In honor of Father's day yesterday, I was going write a post on the top things I miss about my dad. Since it would take you a day to read, and Chris already tells me my posts are way too long, I have decided to randomly post over the next few weeks different things my dad taught me. Most of these things are not earth shattering, just simple principles I learned firsthand by the way my dad lived his life.
Lesson #1 from DAD: Say yes to your kids when you can.
I have a dear friend who once told me, We have to tell our kids no so much, that we need to seize the opportunities to say yes whenever possible. I quickly realized that my friend put into words what my dad lived. My dad was the best at this. Why not pick up ice cream on the way home from the ball game? Why not let you where your princess pj's to the grocery store? Why not race you to the car?
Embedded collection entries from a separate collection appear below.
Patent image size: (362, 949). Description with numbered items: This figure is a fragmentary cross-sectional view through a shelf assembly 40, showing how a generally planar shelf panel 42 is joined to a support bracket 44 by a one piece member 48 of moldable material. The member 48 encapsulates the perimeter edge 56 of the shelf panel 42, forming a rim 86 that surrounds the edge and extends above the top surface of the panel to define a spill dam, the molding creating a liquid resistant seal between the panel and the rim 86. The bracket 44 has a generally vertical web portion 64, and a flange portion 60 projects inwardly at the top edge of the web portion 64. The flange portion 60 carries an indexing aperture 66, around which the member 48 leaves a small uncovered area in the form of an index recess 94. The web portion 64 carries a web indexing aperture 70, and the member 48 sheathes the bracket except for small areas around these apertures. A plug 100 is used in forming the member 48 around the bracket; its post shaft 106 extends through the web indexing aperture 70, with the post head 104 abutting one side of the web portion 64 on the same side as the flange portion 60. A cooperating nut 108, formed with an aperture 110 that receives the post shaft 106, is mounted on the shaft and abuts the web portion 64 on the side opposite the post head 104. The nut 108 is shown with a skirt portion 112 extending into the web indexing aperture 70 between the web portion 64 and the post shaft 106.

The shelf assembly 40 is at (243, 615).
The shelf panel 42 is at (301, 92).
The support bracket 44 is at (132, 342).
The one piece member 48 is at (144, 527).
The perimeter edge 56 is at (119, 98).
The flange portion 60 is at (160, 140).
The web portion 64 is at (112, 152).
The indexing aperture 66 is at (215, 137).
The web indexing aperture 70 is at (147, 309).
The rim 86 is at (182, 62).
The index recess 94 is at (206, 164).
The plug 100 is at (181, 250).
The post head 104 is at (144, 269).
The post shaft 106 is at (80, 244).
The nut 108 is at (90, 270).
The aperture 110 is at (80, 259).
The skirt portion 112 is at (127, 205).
Why not sign you out of class a little early for your dentist appointment so we can go to lunch together?
My dad was not a push over, and he definitely could say no when he needed to (except maybe not to Katie- she always did have him wrapped!!), but he also knew what was important. Good times with his family always trumped the "We have it all together- we eat the perfect things, we look perfect, and we act appropriate at all times" act that many of us as parents get caught up in. Because my dad said yes when he could, I have so many genuinely fun memories of times spent with him--times laughing, being silly, eating foods we knew mom would kill us--good times.
Now as a mom, I do my very best to weigh each one of my children's request through the lens of, "Can I say yes to this one?" Will it really hurt if he wears socks with those horrible spiderman sandals Aunt Melanie graciously gave my child (because she would never let one of her boys wear them :)? Will it really hurt if we occasionally enjoy an icee at Target right before dinner?
Moms, I challenge you to relax and seize the opportunities when we can say yes to our children. Not only will you be creating some great memories for your children, but I bet it will make life more enjoyable for everyone--including you.